The information will be displayed under a restaurant’s “More business info” section, and comes shortly after Yelp announced it would add health inspection scores to eateries profiles, as well. Restaurants are responsible for self-identifying and can always opt out of the feature.
The goal, the company said in a blogpostt, was to “build awareness and understanding of the importance of nondiscrimination laws and defend the bedrock principle that when businesses open their doors to the public, they should be Open to All.”
Luther Lowe, Yelp’s senior vice president of public policy, added that the feature allows “businesses to distinguish themselves as a safe and welcoming place to everyone.”
“Every day, consumers face varied degrees of discrimination. Beyond the LGBTQ+ community, this also unfortunately exists for many minority communities in our country and we are equipping consumers with the information they need to confidently patronize any place of business.”
The Open to All campaign was started by Movement Advancement Project, and is being embraced by more than 1,200 businesses—including Lyft, Levi’s and Airbnb.
Companies can indicate their participation via Yelp or with a sticker in a store’s front window. Previously, when incidents of discrimination have gone viral, outraged consumers have taken to flooding the offending business’ Yelp page with negative comments. When that happens, the app indicates Yelp is monitoring the page “for content related to media reports.”

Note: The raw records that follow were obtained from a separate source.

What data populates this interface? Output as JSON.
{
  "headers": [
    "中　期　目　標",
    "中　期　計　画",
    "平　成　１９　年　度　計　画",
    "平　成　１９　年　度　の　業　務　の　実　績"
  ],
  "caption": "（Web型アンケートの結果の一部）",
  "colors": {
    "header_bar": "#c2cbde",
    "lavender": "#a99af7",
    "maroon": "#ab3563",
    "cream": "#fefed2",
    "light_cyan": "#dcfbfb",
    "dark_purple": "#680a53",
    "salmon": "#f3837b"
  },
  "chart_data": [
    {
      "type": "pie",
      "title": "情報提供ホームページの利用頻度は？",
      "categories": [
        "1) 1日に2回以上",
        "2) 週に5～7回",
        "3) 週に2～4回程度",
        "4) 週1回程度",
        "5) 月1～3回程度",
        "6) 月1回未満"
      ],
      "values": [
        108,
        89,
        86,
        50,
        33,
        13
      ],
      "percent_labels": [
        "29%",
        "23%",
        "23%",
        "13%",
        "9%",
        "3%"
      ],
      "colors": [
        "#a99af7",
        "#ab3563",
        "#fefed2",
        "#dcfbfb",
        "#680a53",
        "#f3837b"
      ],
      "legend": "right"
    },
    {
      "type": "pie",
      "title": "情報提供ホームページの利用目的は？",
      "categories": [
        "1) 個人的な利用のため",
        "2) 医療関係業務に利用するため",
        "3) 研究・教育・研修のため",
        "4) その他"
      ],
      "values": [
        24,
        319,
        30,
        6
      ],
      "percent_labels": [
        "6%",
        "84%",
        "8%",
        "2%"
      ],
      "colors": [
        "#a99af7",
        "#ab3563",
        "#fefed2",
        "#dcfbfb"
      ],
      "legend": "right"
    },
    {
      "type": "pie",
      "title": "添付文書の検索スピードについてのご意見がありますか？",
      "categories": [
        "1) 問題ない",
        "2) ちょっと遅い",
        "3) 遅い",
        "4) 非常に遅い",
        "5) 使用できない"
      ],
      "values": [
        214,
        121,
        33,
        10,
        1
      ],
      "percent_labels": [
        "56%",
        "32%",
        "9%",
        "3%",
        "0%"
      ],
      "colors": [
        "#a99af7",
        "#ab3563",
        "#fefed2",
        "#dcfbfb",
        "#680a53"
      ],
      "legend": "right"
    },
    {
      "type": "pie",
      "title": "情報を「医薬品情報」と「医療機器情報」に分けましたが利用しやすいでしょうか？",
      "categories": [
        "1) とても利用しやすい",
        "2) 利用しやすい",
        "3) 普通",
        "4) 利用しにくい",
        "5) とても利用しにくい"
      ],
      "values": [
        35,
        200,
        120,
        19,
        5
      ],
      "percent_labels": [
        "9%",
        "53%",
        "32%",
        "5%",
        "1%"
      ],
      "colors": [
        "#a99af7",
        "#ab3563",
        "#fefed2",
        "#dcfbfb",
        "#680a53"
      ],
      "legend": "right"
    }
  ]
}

In June, the Supreme Court ruled that Colorado’s Masterpiece Cakeshop had the right to refuse to provide a wedding cake to a gay couple based on his religious beliefs. Both Yelp and the Movement Advancement Project cited the Masterpiece case as the impetus for the campaign, though there have been numerous instances of restaurants, florists, reception halls and other establishments turning away LGBT customers.
“No one should have to worry that they will be denied service,” Open to All campaign manager Calla Rongerude told NBC News. “No one should be turned away from a business simply because of who they are.”
Earlier this week, Attorney General Jeff Sessions announced the creation of a “religious liberty task force,” which many see as a further attack on civil liberties by the Trump administration.